Wednesday, April 26, 2006

Is There Any Doubt As To Which Sport Is The National Pastime?

Quick, name the #1 ranked college baseball team. Bet you can't do it without looking here.

How much time do you spend reading about Major League Baseball's draft when compared to the NFL draft or the NBA draft? Yes, I know, the latter two drafts have much more of an immediate impact on their league's teams in the following season than the first league's do, but, still, hardly any attention gets paid to the Major League draft unless a high school or college kid has selected Scott Boras as his advisor, and then, only to gauge how far the kid drops because teams don't want to deal with Boras.

In contrast, during the season, if asked, you could readily name the #1-ranked college football team. You wouldn't have to check on a link, would you?

This point isn't earth-shattering and wasn't meant to be. Yes, Americans have this special thing about Major League Baseball and it's fun to go to minor league games, but there's the "event-like" aspect of football that puts it on another plane. Perhaps it's because there are fewer games, perhaps because it's more made for TV than baseball. Whatever the reason, football has been on top for a while now. Since when is hard to say, but perhaps since 1994, when there was the baseball strike and no World Series. That's a convenient benchmark, but my guess is that it goes back farther than that.

At any rate, in case you didn't click on the link, the Rice Owls are the #1 college baseball team in the land. Yes, that brainy school in Houston reigns supreme, for now, in college baseball. Not USC, not Texas, but Rice.

3 comments:

Anonymous said...

Your anecdotal examples, all of which are true, paint too simple of a picture.

Every year, football burns bright for a staccato burst (8 home games a year for a pro team, 6 or 7 for D-I colleges), while baseball burns steady for ten times as long (82 home games per year for a MLB team).
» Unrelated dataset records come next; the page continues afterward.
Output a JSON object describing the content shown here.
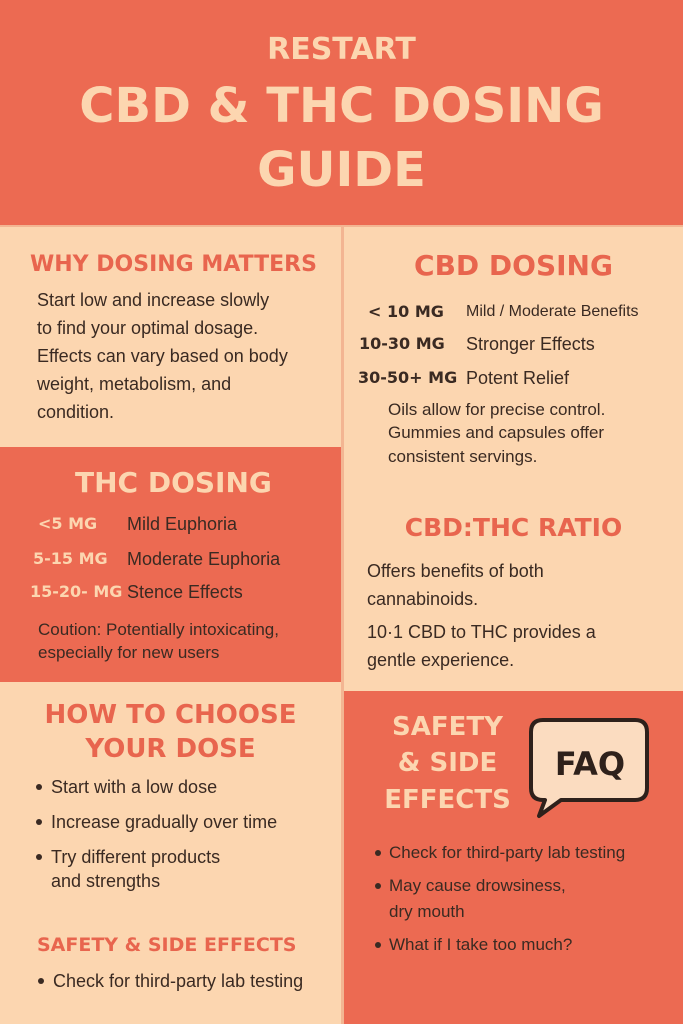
{
  "header": {
    "brand": "RESTART",
    "title_lines": [
      "CBD & THC DOSING",
      "GUIDE"
    ]
  },
  "why": {
    "heading": "WHY DOSING MATTERS",
    "lines": [
      "Start low and increase slowly",
      "to find your optimal dosage.",
      "Effects can vary based on body",
      "weight, metabolism, and",
      "condition."
    ]
  },
  "cbd": {
    "heading": "CBD DOSING",
    "rows": [
      [
        "< 10 MG",
        "Mild / Moderate Benefits"
      ],
      [
        "10-30 MG",
        "Stronger Effects"
      ],
      [
        "30-50+ MG",
        "Potent Relief"
      ]
    ],
    "lines": [
      "Oils allow for precise control.",
      "Gummies and capsules offer",
      "consistent servings."
    ]
  },
  "thc": {
    "heading": "THC DOSING",
    "rows": [
      [
        "<5 MG",
        "Mild Euphoria"
      ],
      [
        "5-15 MG",
        "Moderate Euphoria"
      ],
      [
        "15-20- MG",
        "Stence Effects"
      ]
    ],
    "lines": [
      "Coution: Potentially intoxicating,",
      "especially for new users"
    ]
  },
  "ratio": {
    "heading": "CBD:THC RATIO",
    "lines": [
      "Offers benefits of both",
      "cannabinoids.",
      "10·1 CBD to THC provides a",
      "gentle experience."
    ]
  },
  "choose": {
    "heading_lines": [
      "HOW TO CHOOSE",
      "YOUR DOSE"
    ],
    "bullets": [
      [
        "Start with a low dose"
      ],
      [
        "Increase gradually over time"
      ],
      [
        "Try different products",
        "and strengths"
      ]
    ]
  },
  "safety_left": {
    "heading": "SAFETY & SIDE EFFECTS",
    "bullets": [
      [
        "Check for third-party lab testing"
      ]
    ]
  },
  "safety_right": {
    "heading_lines": [
      "SAFETY",
      "& SIDE",
      "EFFECTS"
    ],
    "badge": "FAQ",
    "bullets": [
      [
        "Check for third-party lab testing"
      ],
      [
        "May cause drowsiness,",
        "dry mouth"
      ],
      [
        "What if I take too much?"
      ]
    ]
  }
}
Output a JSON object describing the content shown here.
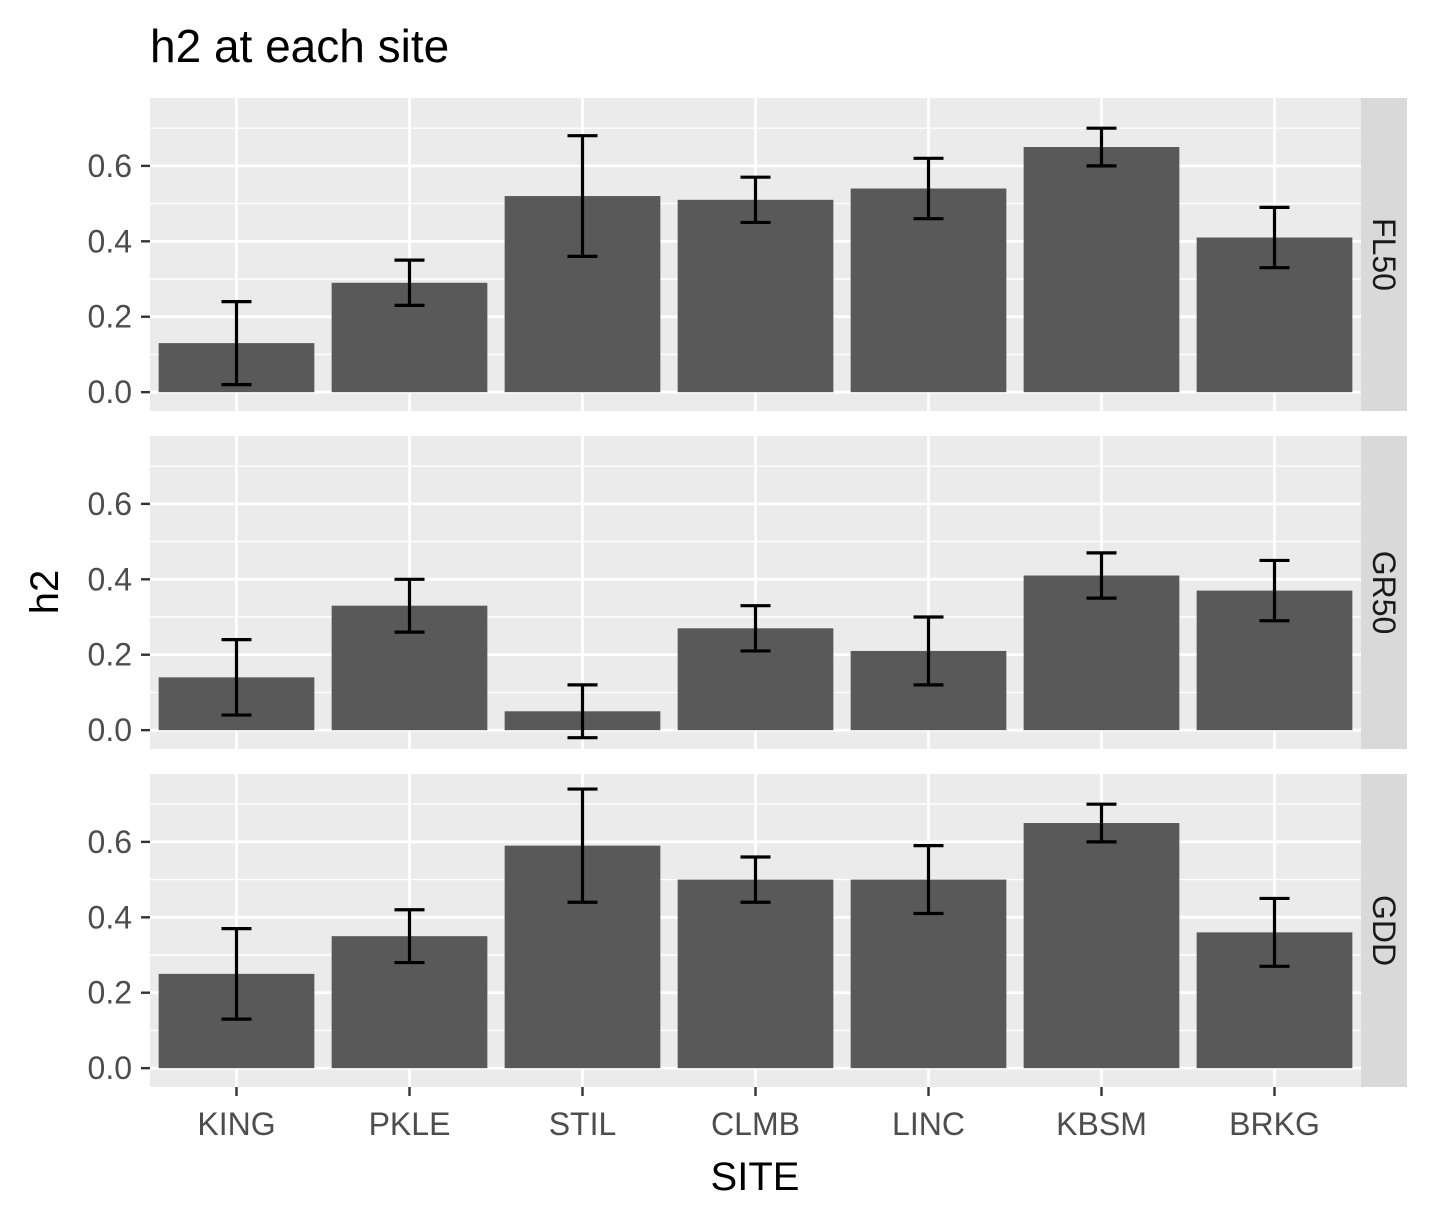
{
  "chart_data": {
    "type": "bar",
    "title": "h2 at each site",
    "xlabel": "SITE",
    "ylabel": "h2",
    "categories": [
      "KING",
      "PKLE",
      "STIL",
      "CLMB",
      "LINC",
      "KBSM",
      "BRKG"
    ],
    "ylim": [
      -0.05,
      0.78
    ],
    "yticks": [
      0.0,
      0.2,
      0.4,
      0.6
    ],
    "ytick_labels": [
      "0.0",
      "0.2",
      "0.4",
      "0.6"
    ],
    "grid": true,
    "legend": "none",
    "colors": {
      "bar": "#595959",
      "panel_bg": "#ebebeb",
      "strip_bg": "#d9d9d9",
      "grid": "#ffffff",
      "errorbar": "#000000"
    },
    "facets": [
      {
        "label": "FL50",
        "values": [
          0.13,
          0.29,
          0.52,
          0.51,
          0.54,
          0.65,
          0.41
        ],
        "lower": [
          0.02,
          0.23,
          0.36,
          0.45,
          0.46,
          0.6,
          0.33
        ],
        "upper": [
          0.24,
          0.35,
          0.68,
          0.57,
          0.62,
          0.7,
          0.49
        ]
      },
      {
        "label": "GR50",
        "values": [
          0.14,
          0.33,
          0.05,
          0.27,
          0.21,
          0.41,
          0.37
        ],
        "lower": [
          0.04,
          0.26,
          -0.02,
          0.21,
          0.12,
          0.35,
          0.29
        ],
        "upper": [
          0.24,
          0.4,
          0.12,
          0.33,
          0.3,
          0.47,
          0.45
        ]
      },
      {
        "label": "GDD",
        "values": [
          0.25,
          0.35,
          0.59,
          0.5,
          0.5,
          0.65,
          0.36
        ],
        "lower": [
          0.13,
          0.28,
          0.44,
          0.44,
          0.41,
          0.6,
          0.27
        ],
        "upper": [
          0.37,
          0.42,
          0.74,
          0.56,
          0.59,
          0.7,
          0.45
        ]
      }
    ]
  }
}
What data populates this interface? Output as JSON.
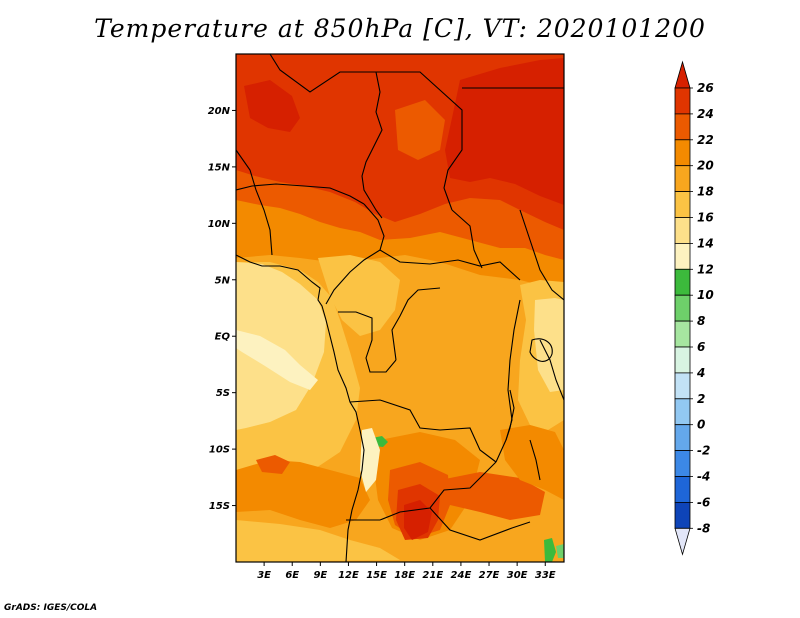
{
  "title": "Temperature at 850hPa [C], VT: 2020101200",
  "credit": "GrADS: IGES/COLA",
  "lat_labels": [
    "20N",
    "15N",
    "10N",
    "5N",
    "EQ",
    "5S",
    "10S",
    "15S"
  ],
  "lat_values": [
    20,
    15,
    10,
    5,
    0,
    -5,
    -10,
    -15
  ],
  "lon_labels": [
    "3E",
    "6E",
    "9E",
    "12E",
    "15E",
    "18E",
    "21E",
    "24E",
    "27E",
    "30E",
    "33E"
  ],
  "lon_values": [
    3,
    6,
    9,
    12,
    15,
    18,
    21,
    24,
    27,
    30,
    33
  ],
  "map_extent": {
    "lon_min": 0,
    "lon_max": 35,
    "lat_min": -20,
    "lat_max": 25
  },
  "colorbar": {
    "levels": [
      26,
      24,
      22,
      20,
      18,
      16,
      14,
      12,
      10,
      8,
      6,
      4,
      2,
      0,
      -2,
      -4,
      -6,
      -8
    ],
    "labels": [
      "26",
      "24",
      "22",
      "20",
      "18",
      "16",
      "14",
      "12",
      "10",
      "8",
      "6",
      "4",
      "2",
      "0",
      "-2",
      "-4",
      "-6",
      "-8"
    ],
    "colors": {
      "above_26": "#d62000",
      "24_26": "#e03500",
      "22_24": "#ec5a00",
      "20_22": "#f38a00",
      "18_20": "#f8a61e",
      "16_18": "#fbc344",
      "14_16": "#fde08a",
      "12_14": "#fdf2c0",
      "10_12": "#3cba3c",
      "8_10": "#6ed06a",
      "6_8": "#a6e6a0",
      "4_6": "#d8f4e2",
      "2_4": "#c2e2f6",
      "0_2": "#92c8f2",
      "-2_0": "#64a8ec",
      "-4_-2": "#3c88e6",
      "-6_-4": "#1e66d8",
      "-8_-6": "#0e44b8",
      "below_-8": "#e2e6f8"
    },
    "band_order": [
      "above_26",
      "24_26",
      "22_24",
      "20_22",
      "18_20",
      "16_18",
      "14_16",
      "12_14",
      "10_12",
      "8_10",
      "6_8",
      "4_6",
      "2_4",
      "0_2",
      "-2_0",
      "-4_-2",
      "-6_-4",
      "-8_-6",
      "below_-8"
    ]
  }
}
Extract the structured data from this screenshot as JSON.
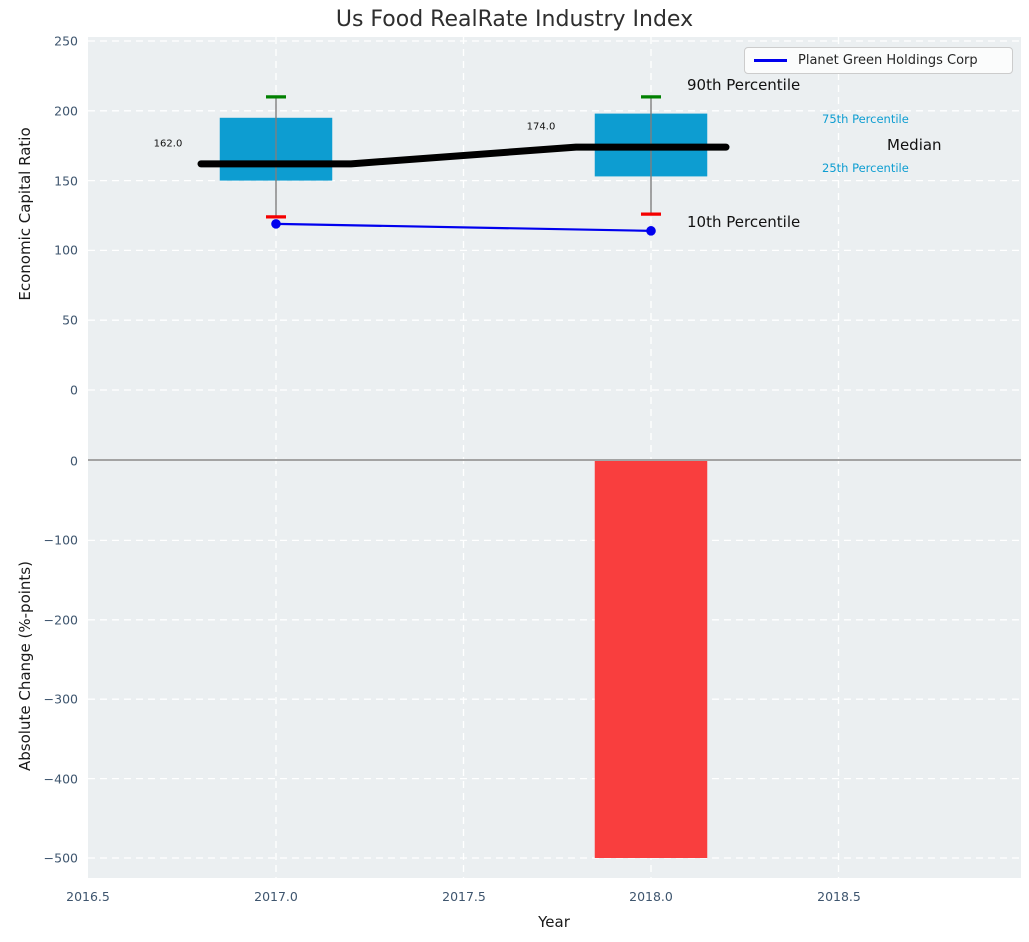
{
  "figure": {
    "title": "Us Food RealRate Industry Index",
    "background": "#ffffff",
    "axes_background": "#ebeff1",
    "grid_color": "#ffffff"
  },
  "legend": {
    "position": "upper right",
    "items": [
      {
        "label": "Planet Green Holdings Corp",
        "color": "#0000ee"
      }
    ]
  },
  "chart_data": [
    {
      "type": "box",
      "title": "Us Food RealRate Industry Index",
      "ylabel": "Economic Capital Ratio",
      "xlabel": "",
      "xlim": [
        2016.5,
        2018.99
      ],
      "ylim": [
        -50,
        253
      ],
      "grid": true,
      "yticks": [
        250,
        200,
        150,
        100,
        50,
        0
      ],
      "ytick_labels": [
        "250",
        "200",
        "150",
        "100",
        "50",
        "0"
      ],
      "categories": [
        2017,
        2018
      ],
      "box_width": 0.3,
      "box_color": "#0d9dd1",
      "whisker_color": "#7f7f7f",
      "cap_colors": {
        "p90": "#008000",
        "p10": "#f40000"
      },
      "boxes": [
        {
          "year": 2017,
          "p90": 210,
          "p75": 195,
          "median": 162,
          "p25": 150,
          "p10": 124
        },
        {
          "year": 2018,
          "p90": 210,
          "p75": 198,
          "median": 174,
          "p25": 153,
          "p10": 126
        }
      ],
      "median_line": {
        "color": "#000000",
        "x": [
          2016.8,
          2017.2,
          2017.8,
          2018.2
        ],
        "y": [
          162,
          162,
          174,
          174
        ]
      },
      "median_value_labels": [
        "162.0",
        "174.0"
      ],
      "series": [
        {
          "name": "Planet Green Holdings Corp",
          "color": "#0000ee",
          "marker": "circle",
          "x": [
            2017,
            2018
          ],
          "y": [
            119,
            114
          ]
        }
      ],
      "percentile_labels": {
        "p90": "90th Percentile",
        "p75": "75th Percentile",
        "median": "Median",
        "p25": "25th Percentile",
        "p10": "10th Percentile"
      }
    },
    {
      "type": "bar",
      "ylabel": "Absolute Change (%-points)",
      "xlabel": "Year",
      "xlim": [
        2016.5,
        2018.99
      ],
      "ylim": [
        -525,
        0
      ],
      "grid": true,
      "xticks": [
        2016.5,
        2017.0,
        2017.5,
        2018.0,
        2018.5
      ],
      "xtick_labels": [
        "2016.5",
        "2017.0",
        "2017.5",
        "2018.0",
        "2018.5"
      ],
      "yticks": [
        0,
        -100,
        -200,
        -300,
        -400,
        -500
      ],
      "ytick_labels": [
        "0",
        "−100",
        "−200",
        "−300",
        "−400",
        "−500"
      ],
      "x": [
        2018
      ],
      "values": [
        -500
      ],
      "bar_width": 0.3,
      "bar_color": "#f93e3e",
      "zero_line_color": "#a3a3a3"
    }
  ]
}
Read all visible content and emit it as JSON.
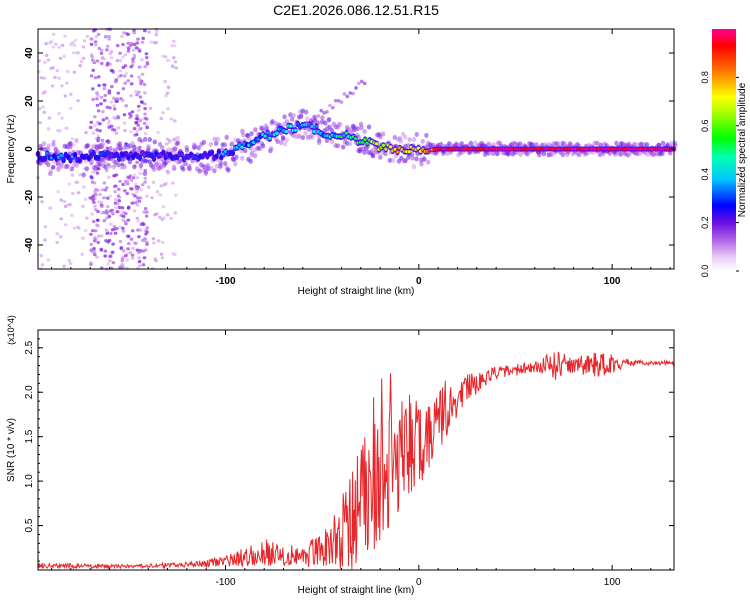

The difference between the two sports means that even with the high level of fanaticism shown by football fans, the total number of fans attending baseball games still exceeds the number of fans attending football games. Thus if you simply measure the passion for the two "pastimes" by a different anecdotal measure (say time spent at the respective events, or percentage of life spent watching the events) baseball comes out on top.

There is room in the American psyche for both football and baseball, as evidenced by the booming popularity of both. It is not an either/or proposition.

P.S. It's not that teams don't want to deal with Scott Boras in the baseball draft; it's that they want to pay below-market prices for their labor and Boras alone doesn't let them do that. Hard to fault either side for their positions on that one.

Jonathan said...

For much of my developmental years I had to sit and listen to pundits pontificate the greatness of the game of baseball. People, such as Bob Costas and George Will, would talk for days about the beauty of the game and the minor nuances that make the game, the thinking man's game. As I have gotten older there has been a shift to my thought patterns. Football is America's Past Time for the very reason that anonymous has stated. The season for football is short and sweet and leaves you wanting more. Every game matters and there is competitive balance. There is a true salary cap and every team is has a chance to go to the Super Bowl as is evidenced by the number of different teams that have been to it since 1995. In baseball half the teams know that they have no chance of going to the World Series as soon as the first pitch is thrown. Football knows how to handle it's problems as opposed to MLB. The NFL also knows how to market it's product and they are very strict and heavy handed in its control of it's product. MLB is suffering from years of laissez faire standards.

John Salmon said...

Your comments about football and TV are apt-football is a TV show in essence, baseball a sport. With football, everything has been done to create a TV viewing experience that will garner high ratings-so the rules chnage constantly, successful teams are actually given harder schedules for the next year (to enforce {"parity"), and nobody worries about really competing with anyone else because they divide the huge national TV money equally. There is no competition in the NFL, which is why the union's weak-they have no leverage. Temas roll in the dough whether they go 16-0 or 0-16.

Quick-name the winner of the 1955 NFL championship. No one knows. But a hell of a lot of people know the Dodgers finally beat the Yankees in '55. Real sports have histories that go back farther than Joe Namath and the '69 Super Bowl.

BTW, the number of people attending basbeall ganes exceeda all other team sports, not just football as the poster above said. Sure, but there's so many more games. Not than all three other sports combined. NHL and The NBA combined more or less equal MLB. Interesting too that with one-tenth the games the NFL doesn't get ten times the ratings, or attendance. Not close.

And the intensity, or intelligence, of NFL fans is lacking. Even in North Carolina, where I live, which is definitely not Baseball Central, any bookstore has many more baseball books than football books.